Il turismo ci salverà. O forse no...

Il turismo ci salverà, ma solo se sarà social. Nuovo record di arrivi nel 2016 nel nostro Paese, come emerge dal rapporto 2017 realizzato da Unicredit in collaborazione con Touring Club Italiano. Il Belpaese è la quinta destinazione turistica mondiale con 50,7 milioni di arrivi internazionali e ha segnato una ripresa anche nel turismo domestico, che più aveva sofferto negli anni della crisi: +6,2% gli arrivi italiani, +4,8% le presenze. La spesa turistica straniera vale invece 36,4 miliardi di euro, record per il quinto anno consecutivo. Il bilancio totale del settore è di 70,2 miliardi di euro, pari al 4,2% del pil italiano, che salgono a 172,8 miliardi di euro, cioè il 10,3% del pil, se si aggiunge l’indotto che impiega 2,7 milioni di lavoratori. In tutto il mondo, con oltre 1,2 miliardi di arrivi internazionali, il 2016 costituisce l’ennesimo anno dei record per il turismo e per il 2017 si parla di un aumento del 3-4%, con Francia (pur sempre prima) e Sud del Mediterraneo penalizzati dalla paura del terrorismo.

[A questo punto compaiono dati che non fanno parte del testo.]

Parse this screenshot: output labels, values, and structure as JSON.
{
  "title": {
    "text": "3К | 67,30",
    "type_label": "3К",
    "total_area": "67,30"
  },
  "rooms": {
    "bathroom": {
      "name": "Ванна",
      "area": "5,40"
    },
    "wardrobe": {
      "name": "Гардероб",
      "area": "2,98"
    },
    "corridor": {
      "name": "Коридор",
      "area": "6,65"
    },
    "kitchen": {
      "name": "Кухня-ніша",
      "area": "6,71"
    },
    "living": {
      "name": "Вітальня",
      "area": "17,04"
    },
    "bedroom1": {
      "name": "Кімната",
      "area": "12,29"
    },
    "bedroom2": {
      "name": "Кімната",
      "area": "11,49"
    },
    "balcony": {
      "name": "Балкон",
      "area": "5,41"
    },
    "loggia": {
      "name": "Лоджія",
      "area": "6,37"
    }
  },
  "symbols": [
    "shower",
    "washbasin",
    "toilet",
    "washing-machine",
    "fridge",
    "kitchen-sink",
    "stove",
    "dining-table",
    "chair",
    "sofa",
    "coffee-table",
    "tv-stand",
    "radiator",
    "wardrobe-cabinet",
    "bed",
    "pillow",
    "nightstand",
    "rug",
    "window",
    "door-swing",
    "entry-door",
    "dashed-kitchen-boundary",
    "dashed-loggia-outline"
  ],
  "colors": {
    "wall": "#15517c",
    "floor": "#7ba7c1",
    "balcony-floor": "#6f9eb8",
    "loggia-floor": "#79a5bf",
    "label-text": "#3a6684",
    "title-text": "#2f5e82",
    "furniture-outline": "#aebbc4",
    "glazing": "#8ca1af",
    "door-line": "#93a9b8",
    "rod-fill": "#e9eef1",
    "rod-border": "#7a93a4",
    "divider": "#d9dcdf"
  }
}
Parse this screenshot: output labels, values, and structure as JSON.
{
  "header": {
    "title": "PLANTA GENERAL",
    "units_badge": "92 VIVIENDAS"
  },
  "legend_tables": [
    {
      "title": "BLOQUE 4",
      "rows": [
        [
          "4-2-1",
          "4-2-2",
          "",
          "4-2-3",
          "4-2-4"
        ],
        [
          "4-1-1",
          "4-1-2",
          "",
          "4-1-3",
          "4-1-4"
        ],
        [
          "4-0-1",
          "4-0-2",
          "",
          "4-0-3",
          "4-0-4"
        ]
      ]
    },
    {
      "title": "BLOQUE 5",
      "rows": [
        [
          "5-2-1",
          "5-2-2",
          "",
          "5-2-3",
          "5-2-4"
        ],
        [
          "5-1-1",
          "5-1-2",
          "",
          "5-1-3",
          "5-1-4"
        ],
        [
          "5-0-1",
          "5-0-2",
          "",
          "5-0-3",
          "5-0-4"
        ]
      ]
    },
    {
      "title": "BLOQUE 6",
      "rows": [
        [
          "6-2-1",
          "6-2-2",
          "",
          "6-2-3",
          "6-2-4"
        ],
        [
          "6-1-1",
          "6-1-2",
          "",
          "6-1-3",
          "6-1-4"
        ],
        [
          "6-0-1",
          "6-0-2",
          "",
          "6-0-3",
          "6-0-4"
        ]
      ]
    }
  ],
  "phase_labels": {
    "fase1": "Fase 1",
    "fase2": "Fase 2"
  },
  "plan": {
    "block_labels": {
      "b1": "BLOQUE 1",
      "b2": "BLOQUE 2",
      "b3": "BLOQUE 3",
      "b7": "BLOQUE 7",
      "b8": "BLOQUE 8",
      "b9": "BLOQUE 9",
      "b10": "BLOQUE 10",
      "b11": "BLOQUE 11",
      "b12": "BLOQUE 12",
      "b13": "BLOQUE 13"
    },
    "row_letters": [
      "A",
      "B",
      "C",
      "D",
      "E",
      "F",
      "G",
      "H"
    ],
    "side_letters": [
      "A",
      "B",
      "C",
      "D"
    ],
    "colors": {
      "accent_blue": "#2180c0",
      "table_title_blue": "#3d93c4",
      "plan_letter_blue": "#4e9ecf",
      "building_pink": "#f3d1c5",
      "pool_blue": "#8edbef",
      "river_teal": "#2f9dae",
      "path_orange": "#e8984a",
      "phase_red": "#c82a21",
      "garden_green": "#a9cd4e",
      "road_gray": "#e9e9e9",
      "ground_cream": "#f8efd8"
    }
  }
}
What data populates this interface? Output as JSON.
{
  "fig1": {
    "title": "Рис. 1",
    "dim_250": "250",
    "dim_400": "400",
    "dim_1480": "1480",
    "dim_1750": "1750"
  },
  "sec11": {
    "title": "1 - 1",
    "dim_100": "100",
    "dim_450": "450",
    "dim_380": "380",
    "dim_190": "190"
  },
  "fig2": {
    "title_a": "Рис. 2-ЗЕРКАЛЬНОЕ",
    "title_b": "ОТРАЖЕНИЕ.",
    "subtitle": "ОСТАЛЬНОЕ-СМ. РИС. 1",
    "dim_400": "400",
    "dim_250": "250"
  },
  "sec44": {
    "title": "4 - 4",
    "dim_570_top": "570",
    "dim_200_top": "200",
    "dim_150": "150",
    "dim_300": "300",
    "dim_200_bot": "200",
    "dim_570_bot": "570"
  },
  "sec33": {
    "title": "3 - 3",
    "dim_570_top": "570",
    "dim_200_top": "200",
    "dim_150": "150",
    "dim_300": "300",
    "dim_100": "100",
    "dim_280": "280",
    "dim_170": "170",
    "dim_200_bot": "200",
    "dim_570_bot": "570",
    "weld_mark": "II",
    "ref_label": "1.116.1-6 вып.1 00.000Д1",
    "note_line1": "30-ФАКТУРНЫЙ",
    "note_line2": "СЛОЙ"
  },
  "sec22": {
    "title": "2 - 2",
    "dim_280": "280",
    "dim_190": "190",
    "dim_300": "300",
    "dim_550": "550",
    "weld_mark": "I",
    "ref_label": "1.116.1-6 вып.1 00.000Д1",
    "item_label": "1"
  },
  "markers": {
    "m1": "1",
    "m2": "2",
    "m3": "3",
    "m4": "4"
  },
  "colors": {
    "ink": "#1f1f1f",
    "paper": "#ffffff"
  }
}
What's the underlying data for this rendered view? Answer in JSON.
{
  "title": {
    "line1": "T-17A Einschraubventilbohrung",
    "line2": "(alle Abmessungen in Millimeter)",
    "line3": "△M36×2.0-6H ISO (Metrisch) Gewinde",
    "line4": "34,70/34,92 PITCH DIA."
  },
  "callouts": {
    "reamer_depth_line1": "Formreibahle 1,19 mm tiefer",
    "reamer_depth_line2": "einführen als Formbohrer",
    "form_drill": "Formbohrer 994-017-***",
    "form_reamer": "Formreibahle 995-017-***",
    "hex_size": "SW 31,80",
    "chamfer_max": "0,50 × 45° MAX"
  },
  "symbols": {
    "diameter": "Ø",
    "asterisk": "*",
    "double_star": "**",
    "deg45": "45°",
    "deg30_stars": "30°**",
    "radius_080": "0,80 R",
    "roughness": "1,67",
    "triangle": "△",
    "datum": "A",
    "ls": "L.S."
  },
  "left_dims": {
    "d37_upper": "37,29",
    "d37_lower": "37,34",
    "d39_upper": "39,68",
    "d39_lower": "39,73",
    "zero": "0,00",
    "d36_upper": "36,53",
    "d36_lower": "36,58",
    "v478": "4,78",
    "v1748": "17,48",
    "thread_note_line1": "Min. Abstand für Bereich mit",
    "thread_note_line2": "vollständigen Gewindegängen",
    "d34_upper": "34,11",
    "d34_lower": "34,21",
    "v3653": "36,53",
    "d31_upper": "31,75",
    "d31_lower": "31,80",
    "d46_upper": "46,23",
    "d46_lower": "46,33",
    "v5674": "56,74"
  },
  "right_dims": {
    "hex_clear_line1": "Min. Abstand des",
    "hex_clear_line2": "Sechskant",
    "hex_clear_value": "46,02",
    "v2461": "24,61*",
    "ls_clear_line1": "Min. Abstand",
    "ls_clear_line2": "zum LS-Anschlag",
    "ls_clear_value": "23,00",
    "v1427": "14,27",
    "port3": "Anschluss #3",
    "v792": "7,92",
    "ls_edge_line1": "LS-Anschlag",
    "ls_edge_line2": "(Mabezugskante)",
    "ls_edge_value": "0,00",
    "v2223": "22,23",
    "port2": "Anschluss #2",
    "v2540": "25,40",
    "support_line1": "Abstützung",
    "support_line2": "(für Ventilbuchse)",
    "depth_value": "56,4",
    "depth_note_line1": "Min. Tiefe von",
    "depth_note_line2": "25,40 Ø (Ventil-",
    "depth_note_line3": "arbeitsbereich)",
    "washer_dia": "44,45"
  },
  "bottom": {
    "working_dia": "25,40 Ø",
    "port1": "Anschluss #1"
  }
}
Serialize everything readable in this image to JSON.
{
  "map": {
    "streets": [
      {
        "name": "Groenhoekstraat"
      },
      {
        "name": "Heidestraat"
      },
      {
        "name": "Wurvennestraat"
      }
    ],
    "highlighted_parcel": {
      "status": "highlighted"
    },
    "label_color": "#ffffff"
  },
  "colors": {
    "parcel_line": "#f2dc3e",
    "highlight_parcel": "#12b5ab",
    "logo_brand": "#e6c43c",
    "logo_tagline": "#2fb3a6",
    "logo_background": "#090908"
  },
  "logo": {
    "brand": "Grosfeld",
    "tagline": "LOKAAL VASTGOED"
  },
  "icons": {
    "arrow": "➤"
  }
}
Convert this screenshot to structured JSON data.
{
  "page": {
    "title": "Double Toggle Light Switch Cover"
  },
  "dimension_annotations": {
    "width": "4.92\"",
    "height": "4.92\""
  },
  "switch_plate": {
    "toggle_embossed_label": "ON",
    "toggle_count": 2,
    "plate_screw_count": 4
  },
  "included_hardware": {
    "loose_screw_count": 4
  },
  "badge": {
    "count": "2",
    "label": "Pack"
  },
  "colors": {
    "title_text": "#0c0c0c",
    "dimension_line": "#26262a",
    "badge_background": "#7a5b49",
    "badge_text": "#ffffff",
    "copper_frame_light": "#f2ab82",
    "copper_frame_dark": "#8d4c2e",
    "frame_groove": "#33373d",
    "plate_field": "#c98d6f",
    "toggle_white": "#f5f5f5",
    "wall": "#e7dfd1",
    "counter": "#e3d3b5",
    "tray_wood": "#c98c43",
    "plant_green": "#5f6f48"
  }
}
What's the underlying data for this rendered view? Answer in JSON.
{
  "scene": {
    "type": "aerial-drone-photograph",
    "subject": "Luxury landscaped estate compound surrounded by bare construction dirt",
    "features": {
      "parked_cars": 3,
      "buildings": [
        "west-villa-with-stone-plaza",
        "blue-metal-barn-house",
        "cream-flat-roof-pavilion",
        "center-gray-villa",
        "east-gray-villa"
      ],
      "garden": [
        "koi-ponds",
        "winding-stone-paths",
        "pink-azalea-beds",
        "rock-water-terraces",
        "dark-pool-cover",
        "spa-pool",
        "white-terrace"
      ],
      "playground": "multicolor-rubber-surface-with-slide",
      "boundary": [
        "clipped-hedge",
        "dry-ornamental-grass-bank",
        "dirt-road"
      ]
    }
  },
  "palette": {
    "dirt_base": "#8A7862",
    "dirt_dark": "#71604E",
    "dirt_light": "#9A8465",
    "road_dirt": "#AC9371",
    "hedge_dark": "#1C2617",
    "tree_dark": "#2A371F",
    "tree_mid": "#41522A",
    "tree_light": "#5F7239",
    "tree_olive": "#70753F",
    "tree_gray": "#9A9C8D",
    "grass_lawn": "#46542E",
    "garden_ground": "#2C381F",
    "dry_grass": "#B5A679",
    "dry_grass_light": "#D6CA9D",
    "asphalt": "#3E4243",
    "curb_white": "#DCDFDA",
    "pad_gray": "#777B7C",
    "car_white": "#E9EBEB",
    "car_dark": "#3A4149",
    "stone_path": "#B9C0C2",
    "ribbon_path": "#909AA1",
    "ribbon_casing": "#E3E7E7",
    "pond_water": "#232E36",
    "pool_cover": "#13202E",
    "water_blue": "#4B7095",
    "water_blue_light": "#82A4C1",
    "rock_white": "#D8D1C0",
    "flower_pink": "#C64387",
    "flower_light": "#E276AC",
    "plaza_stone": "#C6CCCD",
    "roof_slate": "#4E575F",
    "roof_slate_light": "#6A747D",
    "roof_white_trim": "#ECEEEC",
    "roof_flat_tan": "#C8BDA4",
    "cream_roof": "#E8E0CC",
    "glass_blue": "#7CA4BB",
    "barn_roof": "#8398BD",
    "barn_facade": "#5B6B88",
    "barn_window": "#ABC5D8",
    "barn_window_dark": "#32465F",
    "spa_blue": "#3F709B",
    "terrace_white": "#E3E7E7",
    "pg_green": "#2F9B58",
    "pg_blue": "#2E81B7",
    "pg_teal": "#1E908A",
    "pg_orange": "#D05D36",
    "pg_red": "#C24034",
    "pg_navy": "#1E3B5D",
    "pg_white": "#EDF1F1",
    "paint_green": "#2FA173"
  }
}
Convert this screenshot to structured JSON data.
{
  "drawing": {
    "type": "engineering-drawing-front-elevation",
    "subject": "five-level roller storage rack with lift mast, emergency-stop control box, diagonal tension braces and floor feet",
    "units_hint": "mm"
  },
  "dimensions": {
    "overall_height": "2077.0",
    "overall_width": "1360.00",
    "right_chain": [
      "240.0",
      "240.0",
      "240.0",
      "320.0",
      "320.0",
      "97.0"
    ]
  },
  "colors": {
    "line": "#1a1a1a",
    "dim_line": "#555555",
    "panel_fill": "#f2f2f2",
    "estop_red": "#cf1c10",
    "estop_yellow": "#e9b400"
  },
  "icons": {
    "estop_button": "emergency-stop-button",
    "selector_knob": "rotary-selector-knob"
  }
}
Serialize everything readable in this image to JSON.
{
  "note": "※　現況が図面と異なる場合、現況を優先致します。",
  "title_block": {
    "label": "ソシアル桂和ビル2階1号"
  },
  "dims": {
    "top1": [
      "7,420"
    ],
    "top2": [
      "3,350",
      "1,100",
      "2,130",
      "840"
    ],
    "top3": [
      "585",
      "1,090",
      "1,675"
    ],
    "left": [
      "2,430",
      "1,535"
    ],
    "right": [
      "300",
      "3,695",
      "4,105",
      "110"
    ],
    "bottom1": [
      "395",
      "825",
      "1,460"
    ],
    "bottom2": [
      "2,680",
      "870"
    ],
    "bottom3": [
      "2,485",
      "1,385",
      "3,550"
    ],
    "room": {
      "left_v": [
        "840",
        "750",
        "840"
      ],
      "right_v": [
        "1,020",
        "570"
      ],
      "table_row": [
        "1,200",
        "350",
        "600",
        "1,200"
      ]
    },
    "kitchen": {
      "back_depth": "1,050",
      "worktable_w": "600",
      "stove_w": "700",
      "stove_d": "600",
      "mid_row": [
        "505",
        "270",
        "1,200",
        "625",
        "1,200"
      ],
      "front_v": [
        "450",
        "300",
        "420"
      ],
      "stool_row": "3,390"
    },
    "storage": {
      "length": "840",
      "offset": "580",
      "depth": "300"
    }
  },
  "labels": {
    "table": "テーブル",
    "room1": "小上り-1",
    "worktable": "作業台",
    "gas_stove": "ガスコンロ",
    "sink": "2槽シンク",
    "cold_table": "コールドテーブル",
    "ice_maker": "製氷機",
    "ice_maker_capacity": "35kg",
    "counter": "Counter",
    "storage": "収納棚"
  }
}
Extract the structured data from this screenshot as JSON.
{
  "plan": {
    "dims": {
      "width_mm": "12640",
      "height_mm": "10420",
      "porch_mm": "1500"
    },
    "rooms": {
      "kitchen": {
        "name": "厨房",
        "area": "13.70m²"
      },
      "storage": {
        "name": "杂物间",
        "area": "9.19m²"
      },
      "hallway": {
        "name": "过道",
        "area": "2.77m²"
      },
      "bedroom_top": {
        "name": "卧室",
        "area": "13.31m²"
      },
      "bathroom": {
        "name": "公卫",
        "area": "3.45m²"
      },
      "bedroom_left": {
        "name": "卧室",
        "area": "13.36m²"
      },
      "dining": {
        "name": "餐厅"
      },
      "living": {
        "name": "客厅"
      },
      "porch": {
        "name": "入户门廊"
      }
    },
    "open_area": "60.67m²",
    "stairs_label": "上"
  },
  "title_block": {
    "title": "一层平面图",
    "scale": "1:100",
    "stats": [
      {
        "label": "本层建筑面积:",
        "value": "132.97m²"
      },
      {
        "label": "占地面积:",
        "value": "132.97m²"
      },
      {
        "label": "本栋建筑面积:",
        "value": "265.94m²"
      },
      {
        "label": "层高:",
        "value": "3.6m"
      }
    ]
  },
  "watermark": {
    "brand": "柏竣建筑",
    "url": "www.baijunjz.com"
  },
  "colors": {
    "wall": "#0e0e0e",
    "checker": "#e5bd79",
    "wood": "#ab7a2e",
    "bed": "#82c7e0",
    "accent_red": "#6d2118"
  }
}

IL TURISMO CI SALVERA', MA SOLO SE SOCIAL

La tecnologia è sempre più fondamentale nel mercato turistico, tanto da aver «inciso profondamente nelle modalità di guardare al mondo dei viaggi ampliando a dismisura la possibilità di reperire informazioni, rivoluzionando il tradizionale concetto di intermediazione e riducendo di conseguenza l’asimmetria informativa tra produttore e consumatore», dice il rapporto. «L’offerta crescente di applicazioni web&mobile ha favorito la nascita di community social facendo letteralmente esplodere il fenomeno dell’ospitalità tra privati che, solo in Italia nel 2016, ha riguardato 5,6 milioni di persone». Persino il 34% degli iscritti al Touring Club italiano userà internet per pianificare le prossime vacanze a seconda delle proprie esigenze naturali, culturali, economiche.

Guardando ai social, su Facebook la Toscana rappresenta la regione italiana con il maggior numero di like (oltre 500mila), seguita a distanza dalla Sicilia e dall’Alto Adige. Marche (oltre 95 mila) e  Emilia-Romagna (53mila) sono invece le più seguite su Twitter. In classifica per il Sud c'è solo la Puglia, protagonista anche su Instagram (30 mila) dietro alla Toscana (54 mila). La Regione più recensita è la Lombardia, seguita dal Veneto e dalla Toscana. I commenti più positivi sono però per Valle d'Aosta (85,8%), la Basilicata (85,5%) e il Trentino-Alto Adige (84,4%), mentre l'Umbria conquista gli stranieri.